Stories linking school bells to prisons persist for a reason: They seem true because schools, with their rows of desks and zero-tolerance policies, sometimes lack higher ideals about education, Waters says.
“You can tell a lot about what a person thinks about school by how they describe the history and function of the school bell today,” he said.
Despite their role as an educational Rorschach test, bells are actually worth revisiting for a variety of reasons, like the brain.
According to hearing researcher Nina Krause, author of “Of Sound Mind,” sounds are “a very important part of how we connect with the world.” Most people don’t think about the effect of noise on learning because it’s invisible, he says.
Even “tuned out” noises like the beeping of an outside backup delivery van or humming from a neighbor’s vacuuming affect the density. For example, in one study, children attending New York City public schools had significantly different reading scores depending on whether they learned in a classroom facing busy train tracks or in another classroom shielded from noise. Children in noisy classrooms were three to 11 months behind in reading levels.
“We should think about these things because they affect how we feel,” Krause said of the noise around us. “They affect our psychological health in terms of how safe we feel.”
How Teachers Implement No-Bell Classrooms
After returning to private education, Concord High School decided to begin their school year without school bells. “It felt like coming out of the pandemic and seeing what happens with distance learning when we give kids this autonomy and tell them, ‘OK, we believe you can be responsible for this,'” Concord High School English teacher Becca Dale told me Concord sees the no-bell policy as a way to prepare students for real-world jobs and college.

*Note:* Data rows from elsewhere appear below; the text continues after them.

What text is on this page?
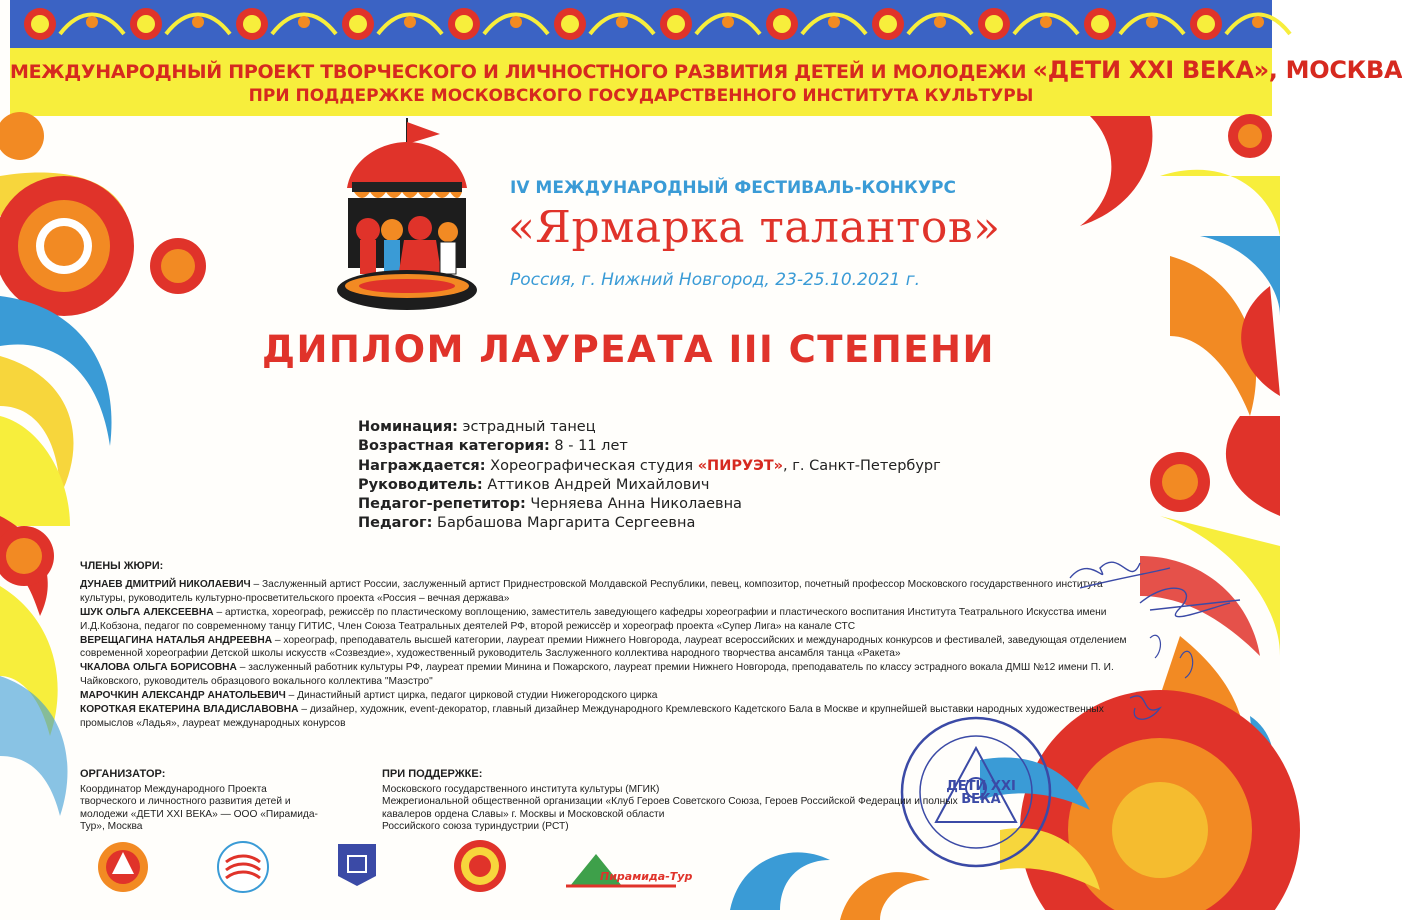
МЕЖДУНАРОДНЫЙ ПРОЕКТ ТВОРЧЕСКОГО И ЛИЧНОСТНОГО РАЗВИТИЯ ДЕТЕЙ И МОЛОДЕЖИ «ДЕТИ XXI ВЕКА», МОСКВА
ПРИ ПОДДЕРЖКЕ МОСКОВСКОГО ГОСУДАРСТВЕННОГО ИНСТИТУТА КУЛЬТУРЫ
IV МЕЖДУНАРОДНЫЙ ФЕСТИВАЛЬ-КОНКУРС
«Ярмарка талантов»
Россия, г. Нижний Новгород, 23-25.10.2021 г.
ДИПЛОМ ЛАУРЕАТА III СТЕПЕНИ
Номинация: эстрадный танец
Возрастная категория: 8 - 11 лет
Награждается: Хореографическая студия «ПИРУЭТ», г. Санкт-Петербург
Руководитель: Аттиков Андрей Михайлович
Педагог-репетитор: Черняева Анна Николаевна
Педагог: Барбашова Маргарита Сергеевна
ЧЛЕНЫ ЖЮРИ:
ДУНАЕВ ДМИТРИЙ НИКОЛАЕВИЧ – Заслуженный артист России, заслуженный артист Приднестровской Молдавской Республики, певец, композитор, почетный профессор Московского государственного института культуры, руководитель культурно-просветительского проекта «Россия – вечная держава»
ШУК ОЛЬГА АЛЕКСЕЕВНА – артистка, хореограф, режиссёр по пластическому воплощению, заместитель заведующего кафедры хореографии и пластического воспитания Института Театрального Искусства имени И.Д.Кобзона, педагог по современному танцу ГИТИС, Член Союза Театральных деятелей РФ, второй режиссёр и хореограф проекта «Супер Лига» на канале СТС
ВЕРЕЩАГИНА НАТАЛЬЯ АНДРЕЕВНА – хореограф, преподаватель высшей категории, лауреат премии Нижнего Новгорода, лауреат всероссийских и международных конкурсов и фестивалей, заведующая отделением современной хореографии Детской школы искусств «Созвездие», художественный руководитель Заслуженного коллектива народного творчества ансамбля танца «Ракета»
ЧКАЛОВА ОЛЬГА БОРИСОВНА – заслуженный работник культуры РФ, лауреат премии Минина и Пожарского, лауреат премии Нижнего Новгорода, преподаватель по классу эстрадного вокала ДМШ №12 имени П. И. Чайковского, руководитель образцового вокального коллектива "Маэстро"
МАРОЧКИН АЛЕКСАНДР АНАТОЛЬЕВИЧ – Династийный артист цирка, педагог цирковой студии Нижегородского цирка
КОРОТКАЯ ЕКАТЕРИНА ВЛАДИСЛАВОВНА – дизайнер, художник, event-декоратор, главный дизайнер Международного Кремлевского Кадетского Бала в Москве и крупнейшей выставки народных художественных промыслов «Ладья», лауреат международных конурсов
ДЕТИ XXI ВЕКА
ОРГАНИЗАТОР:
Координатор Международного Проекта творческого и личностного развития детей и молодежи «ДЕТИ XXI ВЕКА» — ООО «Пирамида-Тур», Москва
ПРИ ПОДДЕРЖКЕ:
Московского государственного института культуры (МГИК)
Межрегиональной общественной организации «Клуб Героев Советского Союза, Героев Российской Федерации и полных кавалеров ордена Славы» г. Москвы и Московской области
Российского союза туриндустрии (РСТ)
Пирамида-Тур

The school is on a block schedule, so most days students have three classes with five-minute periods. Even with an easy schedule, not keeping bells was an adjustment for students. At first, teachers had to tell students when it was time to move when they passed.

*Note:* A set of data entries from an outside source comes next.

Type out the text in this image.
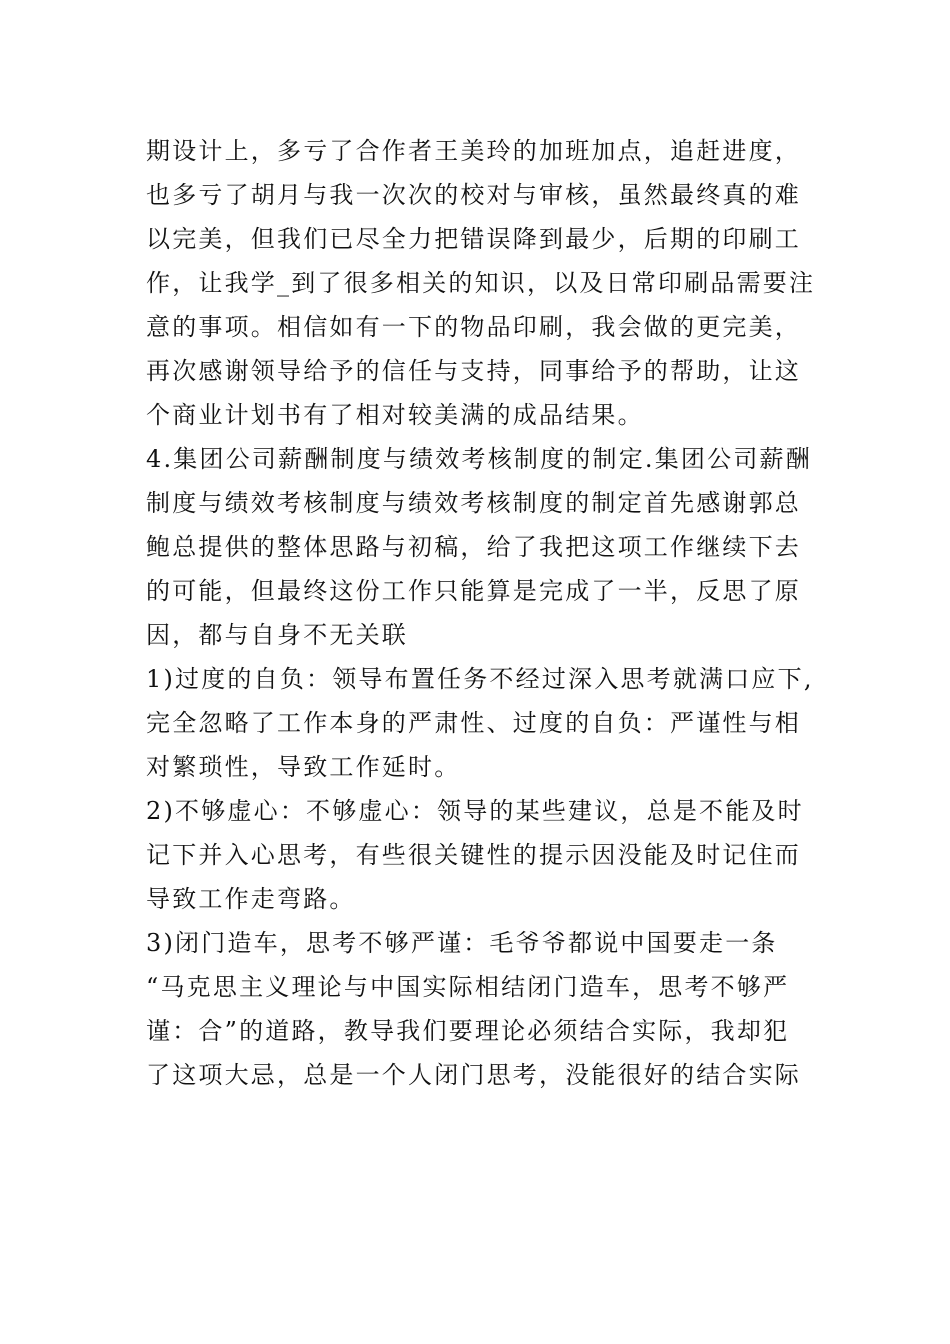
期设计上，多亏了合作者王美玲的加班加点，追赶进度，
也多亏了胡月与我一次次的校对与审核，虽然最终真的难
以完美，但我们已尽全力把错误降到最少，后期的印刷工
作，让我学_到了很多相关的知识，以及日常印刷品需要注
意的事项。相信如有一下的物品印刷，我会做的更完美，
再次感谢领导给予的信任与支持，同事给予的帮助，让这
个商业计划书有了相对较美满的成品结果。
4.集团公司薪酬制度与绩效考核制度的制定.集团公司薪酬
制度与绩效考核制度与绩效考核制度的制定首先感谢郭总
鲍总提供的整体思路与初稿，给了我把这项工作继续下去
的可能，但最终这份工作只能算是完成了一半，反思了原
因，都与自身不无关联
1)过度的自负：领导布置任务不经过深入思考就满口应下,
完全忽略了工作本身的严肃性、过度的自负：严谨性与相
对繁琐性，导致工作延时。
2)不够虚心：不够虚心：领导的某些建议，总是不能及时
记下并入心思考，有些很关键性的提示因没能及时记住而
导致工作走弯路。
3)闭门造车，思考不够严谨：毛爷爷都说中国要走一条
“马克思主义理论与中国实际相结闭门造车，思考不够严
谨：合”的道路，教导我们要理论必须结合实际，我却犯
了这项大忌，总是一个人闭门思考，没能很好的结合实际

“But I think as it went, it wasn’t really a problem. There are the same small pockets of kids who are late to class, but it’s always been a thing,” Dale said, adding that it was a problem even before the note-bell change. “There are kids getting pulled out of class early, but that’s always a thing.”
It also took time for teachers to get used to using a clock.
“The pushback from some teachers is that there seem to be more kids who are late or not coming to class,” Dale said. But school data showed it wasn’t.
One combination of not having a buzzer to start instruction is that teachers have to rethink how they start classes. Teachers at Concord High began using a grounding activity as a buffer at the beginning and end of each class as students moved in and out, creating more structure to foster classroom relationships. For example, a class might begin with a quick-write journal entry or similar writing warm-up. Dale likes to end her classes by having students come into a circle and share one of three things: a compliment, an apology or an aha moment.
Without bells, Becca found that classes were a little more flexible and allowed more time to complete trains of thought and connect with her students. “I think it feels less robotic and more free-flowing without the height of bells to start and end class, although there’s still [class periods] It just makes it feel more natural,” he said.